Ordu il toprakları çok dağlıktır. Ovalarının miktarı sadece % 0,5’tir. % 83,5 dağlık ve % 16’sı platolardan meydana gelir.

Dağlar: En önemlileri Canik ve Karagöl Dağlarıdır. Canik Dağları Karadeniz’e ve güney sınırına paralel olarak uzanır. Karagöl Dağı ise Ordu-Giresun sınırında yer alır. Karagöl Dağı 3105 m, Göndeliç Tepesi 2789 m, Seyir Tepesi 2103 m yüksekliğe sahiptir. CanikDağları üzerinde Gürgentepe Geçidiyle Haçbeli Geçidi bulunur. Bu geçitlerle Ordu Sivas’a bağlanır. Canik Dağlarından çıkan ve Karadeniz’e dökülen sular bazı plato ve yaylalar meydana getirmişlerdir. Bazı yerleri 2000 metreyi geçer. Yaylalar bitki örtüsü bakımından zengindir ve küçükbaş hayvancılığa müsaittirler. Çambaşı, Keyf Alanı, Perşembe, Düzdağ, Yedigöz ve Güllüyazı başlıca yaylalarıdır.

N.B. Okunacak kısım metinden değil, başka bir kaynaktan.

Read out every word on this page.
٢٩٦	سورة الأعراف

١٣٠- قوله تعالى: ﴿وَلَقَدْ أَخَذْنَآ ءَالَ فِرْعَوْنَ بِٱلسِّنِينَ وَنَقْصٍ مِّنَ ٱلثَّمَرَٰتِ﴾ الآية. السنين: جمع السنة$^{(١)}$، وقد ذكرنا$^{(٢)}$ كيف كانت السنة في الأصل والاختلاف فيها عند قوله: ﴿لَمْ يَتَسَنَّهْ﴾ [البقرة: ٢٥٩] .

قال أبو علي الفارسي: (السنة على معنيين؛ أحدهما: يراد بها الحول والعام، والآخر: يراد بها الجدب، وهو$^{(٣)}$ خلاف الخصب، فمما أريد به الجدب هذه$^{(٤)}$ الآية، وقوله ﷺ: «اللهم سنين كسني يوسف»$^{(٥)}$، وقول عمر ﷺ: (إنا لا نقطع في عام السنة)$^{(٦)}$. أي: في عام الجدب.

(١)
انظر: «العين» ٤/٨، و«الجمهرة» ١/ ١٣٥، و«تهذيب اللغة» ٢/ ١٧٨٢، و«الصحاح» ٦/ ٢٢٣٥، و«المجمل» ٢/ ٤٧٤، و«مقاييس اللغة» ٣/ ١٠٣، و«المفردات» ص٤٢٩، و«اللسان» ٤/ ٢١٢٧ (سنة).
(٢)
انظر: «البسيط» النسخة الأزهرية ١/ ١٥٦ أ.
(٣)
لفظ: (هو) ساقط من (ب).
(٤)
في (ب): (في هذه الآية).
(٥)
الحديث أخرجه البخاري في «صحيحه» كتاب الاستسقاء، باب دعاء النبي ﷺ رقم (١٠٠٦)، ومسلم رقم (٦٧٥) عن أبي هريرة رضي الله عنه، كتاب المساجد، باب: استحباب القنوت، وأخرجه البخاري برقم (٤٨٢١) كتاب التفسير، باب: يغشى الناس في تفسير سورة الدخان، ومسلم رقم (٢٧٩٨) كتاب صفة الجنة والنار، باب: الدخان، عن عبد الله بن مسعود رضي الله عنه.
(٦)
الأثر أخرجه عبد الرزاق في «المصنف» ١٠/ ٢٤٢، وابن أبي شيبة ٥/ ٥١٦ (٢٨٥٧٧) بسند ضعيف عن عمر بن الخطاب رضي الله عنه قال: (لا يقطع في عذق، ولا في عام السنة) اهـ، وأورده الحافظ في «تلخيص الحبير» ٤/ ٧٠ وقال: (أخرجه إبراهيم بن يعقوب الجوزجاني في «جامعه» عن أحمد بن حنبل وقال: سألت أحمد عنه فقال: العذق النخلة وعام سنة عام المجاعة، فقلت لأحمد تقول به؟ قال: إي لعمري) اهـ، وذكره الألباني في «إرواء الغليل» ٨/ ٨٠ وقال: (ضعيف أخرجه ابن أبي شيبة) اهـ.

Ovalar: Ordu ilinde geniş ova yoktur. Kıyıda ve akarsu boylarında bazı düzlükler vardır. Bu düzlükler ise çok verimlidir.

Akarsular: Kıyı dağlardan çıkarak Karadeniz’e dökülen pekçok akarsu vardır. Bunların çoğu kısa ve düzensiz akışlı, yağış mevsiminde taşan akarsulardır. Büyük akarsuları ise 160 km uzunlukta melek Çayı, 60 km uzunlukta Bülbül Deresi ile bunların arasında akan Çivil Deresidir. Bulaman Çayı, Turna Suyu, Akçay ve Elekçi Deresi ve daha birçok irili ufaklı akarsu vardır.

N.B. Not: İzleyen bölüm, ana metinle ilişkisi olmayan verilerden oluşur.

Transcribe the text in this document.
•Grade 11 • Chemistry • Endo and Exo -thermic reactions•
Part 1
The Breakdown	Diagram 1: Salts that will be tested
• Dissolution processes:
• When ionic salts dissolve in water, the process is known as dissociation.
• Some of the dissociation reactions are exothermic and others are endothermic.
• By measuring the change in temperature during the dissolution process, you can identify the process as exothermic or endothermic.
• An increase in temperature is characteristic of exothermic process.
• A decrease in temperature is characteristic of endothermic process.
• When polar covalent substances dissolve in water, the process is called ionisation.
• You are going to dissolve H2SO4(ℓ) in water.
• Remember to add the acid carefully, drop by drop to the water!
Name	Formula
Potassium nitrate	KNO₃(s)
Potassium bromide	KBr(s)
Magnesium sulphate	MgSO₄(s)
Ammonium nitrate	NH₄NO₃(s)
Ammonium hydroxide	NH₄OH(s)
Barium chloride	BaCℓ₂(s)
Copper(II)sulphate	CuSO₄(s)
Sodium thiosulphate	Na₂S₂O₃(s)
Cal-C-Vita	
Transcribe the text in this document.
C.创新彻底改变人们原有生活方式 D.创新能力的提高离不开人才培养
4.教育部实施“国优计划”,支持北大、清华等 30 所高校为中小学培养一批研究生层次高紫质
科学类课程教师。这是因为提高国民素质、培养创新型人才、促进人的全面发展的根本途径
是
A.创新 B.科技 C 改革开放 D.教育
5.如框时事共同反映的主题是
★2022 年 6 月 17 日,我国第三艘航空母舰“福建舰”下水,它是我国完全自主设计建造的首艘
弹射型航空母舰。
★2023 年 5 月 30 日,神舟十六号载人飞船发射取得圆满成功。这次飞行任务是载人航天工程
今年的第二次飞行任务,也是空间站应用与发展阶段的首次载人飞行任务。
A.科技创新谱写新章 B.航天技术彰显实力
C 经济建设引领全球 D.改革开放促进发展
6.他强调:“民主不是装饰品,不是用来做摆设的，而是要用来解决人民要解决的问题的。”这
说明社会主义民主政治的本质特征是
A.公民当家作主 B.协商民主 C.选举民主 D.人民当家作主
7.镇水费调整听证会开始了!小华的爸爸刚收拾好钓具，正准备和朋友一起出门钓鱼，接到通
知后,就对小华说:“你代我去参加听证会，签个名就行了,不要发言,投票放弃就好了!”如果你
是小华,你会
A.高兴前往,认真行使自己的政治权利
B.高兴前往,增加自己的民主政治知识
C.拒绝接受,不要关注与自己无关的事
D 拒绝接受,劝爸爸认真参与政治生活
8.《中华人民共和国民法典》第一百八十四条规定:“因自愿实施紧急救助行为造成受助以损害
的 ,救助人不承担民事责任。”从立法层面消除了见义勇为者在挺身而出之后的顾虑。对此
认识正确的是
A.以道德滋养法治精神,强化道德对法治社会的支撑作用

Göller: İl topraklarında büyük göl yoktur. Sadece buzul göller vardır. Karagöl Dağının 3000 m yükseklikteki krater gölü, 15 km uzağındaki Ulugöl ve Fatsa yakınındaki Gaga Gölüdür.

İklim ve bitki örtüsü

İklim: Ordu ilinde tipik Karadeniz iklimi hüküm sürer. Kışlar ılık yazlar ise serin geçer. Sahilden içeriye indikçe kara iklimi görülür. Canik Dağları kuzeyden gelen soğuk kuzey rüzgarlarına set olur. Bu rüzgarların getirdiği yağmur bulutlarının Ordu içinde yağmura dönmesinde rol oynar. Isı senede en fazla 10 gün O°C’nin altına düşer. Karın yerde kalma müddeti 10 günü geçmez. Senenin 150 günü yağışlı geçer.

Bitki örtüsü: Ordu il toprakları yaz ve kış yemyeşildir. Kıyılarının ılık ve bol yağışlı olması, bitki örtüsünün zengin olmasını temin etmektedir. Kıyı şeridi 1500 m yüksekliğe kadar meyve ağaçları, ormanlar ve fundalıklarla kaplıdır. Ordunun Karadeniz kıyısında Akdeniz bitkilerine rastlanır. Geniş fındık bahçeleri yanında incir, mandalina, portakal ve limon gibi meyvelerle mersin ve defne ağaçları oldukça çoktur.

Ekonomi: İlin ekonomisi büyük ölçüde tarıma dayanır. Faal nüfusun % 80’i tarım sektöründe çalışır. Son senelerde sanayi de gelişmiştir.

Tarım: Ordu ilinde ekime müsait topraklar çok azdır. Fakat iklimi yumuşak ve yağış boldur. Ekilemeyen yamaçlara fındık ağacı dikilir. Ordu’da tarım fındık demektir. Fındık aslında bir orman ağacıdır. İl dahilinde fındık ağacı sayısı 100 milyona yaklaşmaktadır. Bunlardan ortalama 80.000 ton fındık elde edilir. Fındığın yetiştiği bölgeler; merkez ilçe (Ordu), Fatsa, Ünye, Ulubey ve Perşembe ilçeleridir. Fındıktan sonra yetişen diğer tarım ürünleri mısır, patates, fasulye, soya, buğday ve arpadır. Bunların dışında turunçgiller, çay, lahana ve barbunya da yetişir.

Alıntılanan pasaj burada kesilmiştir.